Risks & considerations
⚠ Key Warnings
Nutrients, Supplements & Monitoring
If using rhGH under physician supervision for approved indications, the synergy stack focuses on maximising body composition outcomes while actively managing the principal risks — insulin resistance, fluid retention, and IGF-1 elevation.
Disclaimer: This entry is educational. rhGH for anti-ageing or performance enhancement in healthy adults is illegal in the United States. For body composition and GH axis optimisation, GH secretagogues (sermorelin, CJC-1295, Mod-GRF + ipamorelin) achieve comparable results within a more appropriate legal and safety framework for most non-GHD individuals.
Editor's summary
HGH is simultaneously one of the most powerful and most misunderstood interventions in this book. In patients with confirmed GH deficiency — where the pituitary is genuinely unable to produce adequate GH — rhGH therapy is transformative. The evidence for GHD treatment is strong, the benefits are real, and the regulatory approval is appropriate.

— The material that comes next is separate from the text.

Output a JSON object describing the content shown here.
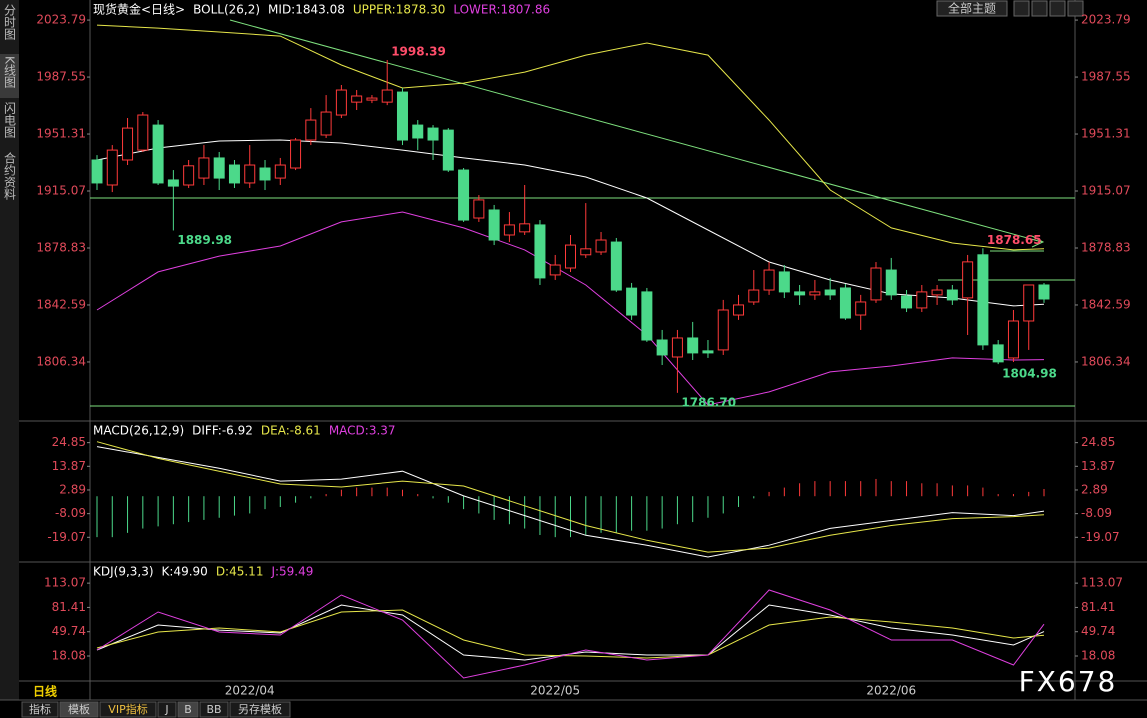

The controversy surrounds its use in healthy adults. The honest evidence: visceral fat reduction is the most reliably demonstrated benefit. Lean mass increases are modest and largely water and connective tissue rather than functional muscle. Skin, sleep, and wellbeing improvements are real but modest. The side effect profile — insulin resistance, fluid retention, carpal tunnel, potential cancer acceleration — is substantial even at therapeutic doses and escalates dramatically at performance doses.

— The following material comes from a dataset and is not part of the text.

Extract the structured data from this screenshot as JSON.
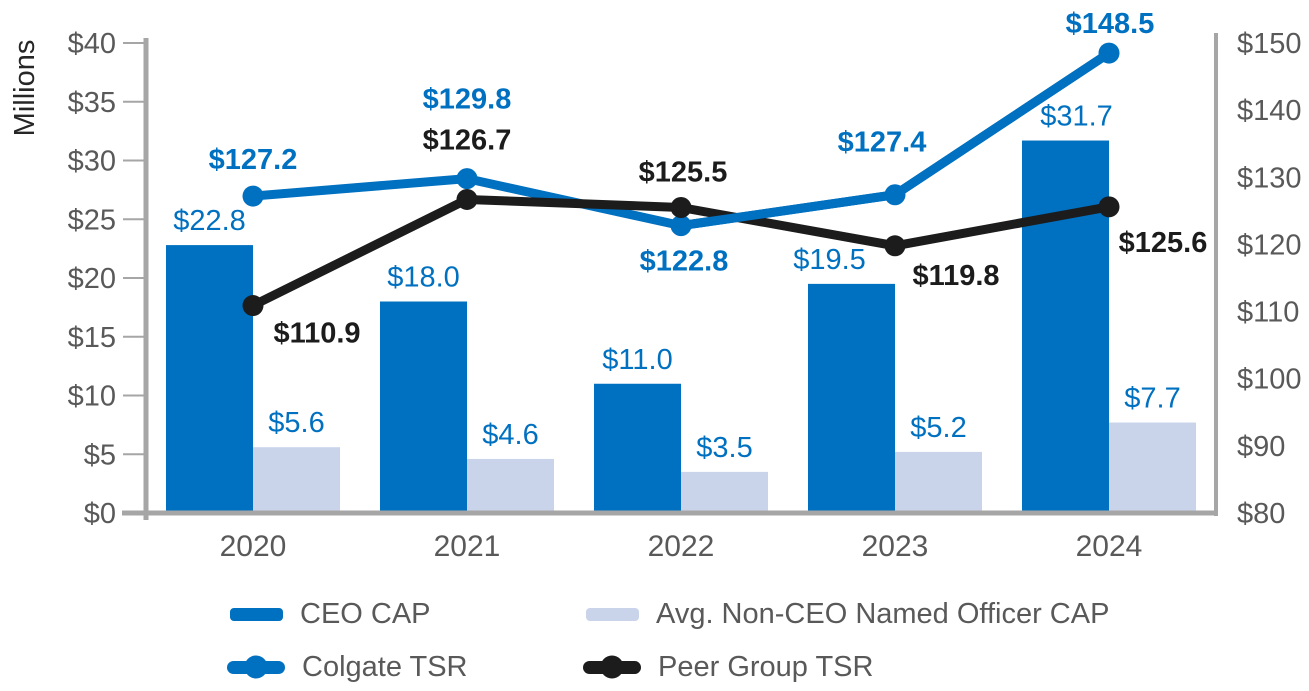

For most people pursuing GH axis optimisation outside of documented GHD, the calculus favours secretagogues over exogenous GH. Secretagogues produce physiologically regulated GH elevation at a fraction of the cost, with a more favourable safety profile, without suppressing endogenous pituitary function, and without the US legal prohibition on anti-ageing use. They are not as powerful — nothing produces the effects of direct GH replacement at performance doses — but for most legitimate health and anti-ageing goals, they are the better tool.
The bodybuilding use at supraphysiological doses — which is what most public discourse about "GH" refers to — is an entirely different conversation. The visceral organ growth, permanent acromegalic features, and metabolic consequences at those doses are not extensions of the therapeutic risk profile. They are a categorically different risk category, and this distinction is consistently lost in community discussions.